A bezoar?  Like the one used by Harry Potter to save Ron's life after he drank the poisoned wine in Professor Slughorn's room?

Yes!  Just like that one!  (Well, it would be like that one if bezoars actually possessed the powers they were believed to have 1000 years ago, but that's beside the point.)  Again, from Wikipedia:
Bezoars were sought because they were believed to have the power of a universal antidote against any poison. It was believed that a drinking glass which contained a bezoar would neutralize any poison poured into it. The word "bezoar" comes from the Persian pâdzahr (پادزهر), which literally means "antidote".
So the magnet becomes a pseudobezoar (pseudo- because it was artificially introduced instead of growing there naturally) which essentially neutralizes the potentially fatal effects of the sharp metal objects ingested by the cow.

Wow.  You just never know what sort of informational journey a simple package of clearance magnets will take you on.

Thursday, January 19, 2012


I just folded a load of clothes that had 26 clean socks.  That's not really unusual. The truly remarkable thing is that from those 26 socks, there were 13 matched pairs of socks.  There was not a singleton (or I suppose from an even number of socks there would have to be at least 2 singletons) left over.  That is almost unheard of at this house.

There is always the question of what to do with those singletons.  Should they go in the sock drawer where they will always remain unused, passed over in the rush to get dressed in the morning?  Should they be thrown away with the understanding that parted pairs are hardly ever reunited?  In our house they are put in a little pile on top of the drier.  At the present time, there are 13 singletons on top of the drier.

I know.  That sounds like a lot of socks.  But at least 4 or 5 of those are little bitty, no-show, mainly-just-covers-the-bottom-of-your-foot kind of socks, so they don't add much volume to the stack.  And those are in a variety of colors, too: pink, black, and several shades of beige.

There is one black band sock.  No one in our house wears black crew socks except Mr. H . . . unless it's marching season.  Then 1 or possibly 2 of the girls have A pair that gets worn for a few hours on Friday nights.  The one on top of the drier is too small to fit Mr. H, so it must be a band sock.  And its mate probably made its escape on a bus trip.  I'll end up purchasing a new pair when marching season starts up again.

Certain socks are delegated to the singleton pile and never move on.  (I suspect the band sock is one of those.)  Others move in for the time it takes to wash several loads and are then happily reunited with their mates.  I try to look through them weekly to see if there are any pairs hiding among the singletons.  I suspect some of those little bitty, no-shows have mates lurking at the back of my daughters' sock drawers or under their beds or even static-ly stuck to the inside of some garment that has fallen out of favor.

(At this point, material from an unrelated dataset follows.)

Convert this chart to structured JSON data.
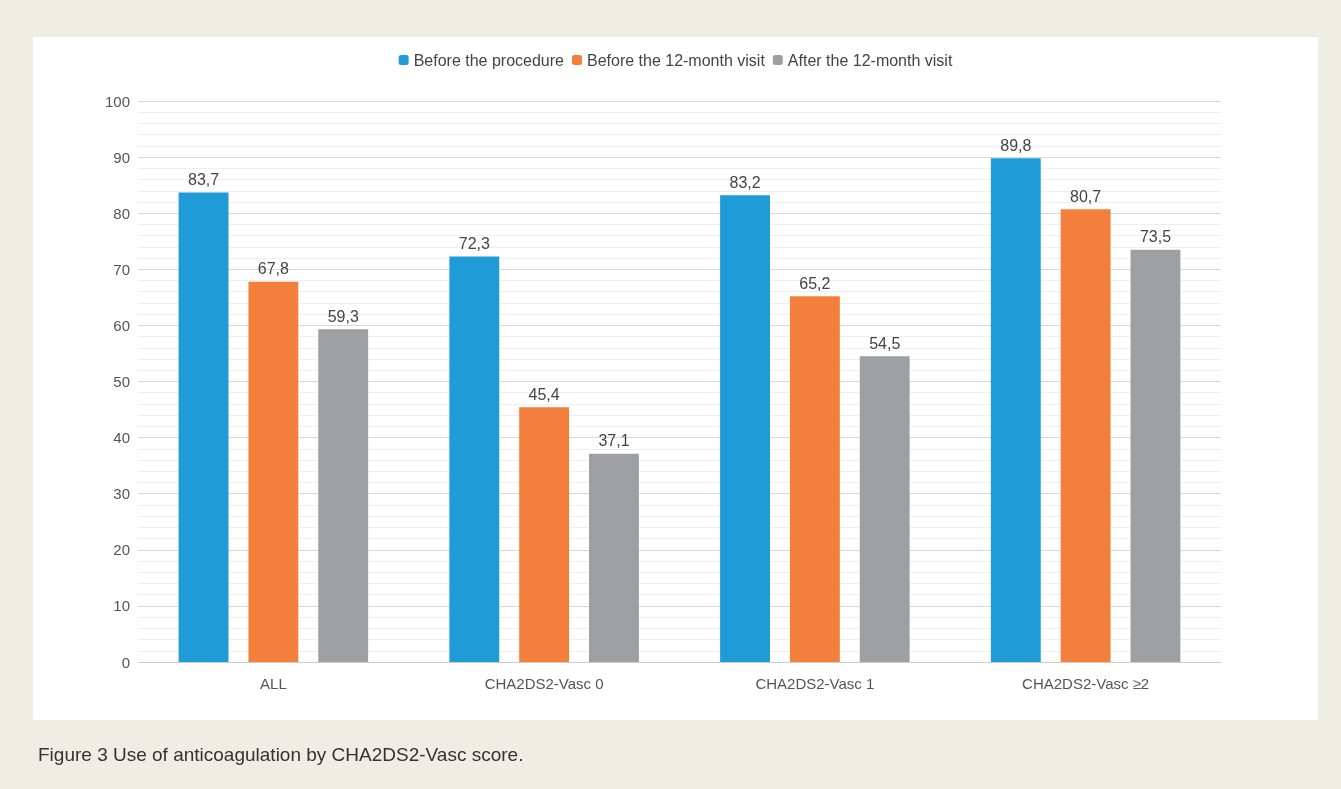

But until I am overcome with a fit of cleaning, the pile on the top of the drier is safe...but still lonely.

Friday, January 13, 2012

A Post about Nothing at All

There are times that something happens and I think to myself, "Oh! I should write about that." And then I consider which of my daughters might take offense, and either decide it's worth the risk or it's not.

But sometimes, like now, when our family is in the middle of wedding planning (which seems to be all-consuming, in either thought or deed) that there needs to be a down-time, a time of doing nothing.

So, here it is.

At the grocery store this week, I spotted a box of loose tea.  Nothing fancy:  Lipton tea, not in bags.  I smiled as I placed it in the buggy ("buggy" is for you, RK!)  I knew at least one of my daughters would have the same smile when she saw it in the tea cabinet. (Yes, we have a tea cabinet in our kitchen.)

She found it last night and the box has now been replaced by 2 sealed jars of lovely loose tea.

At the present moment, a heaping spoonful of said lovely loose tea is steeping in a Chinese pot on my kitchen table.  By the time I finish typing this, the tea should be perfect. Then I can drink a cup and do nothing while I enjoy it.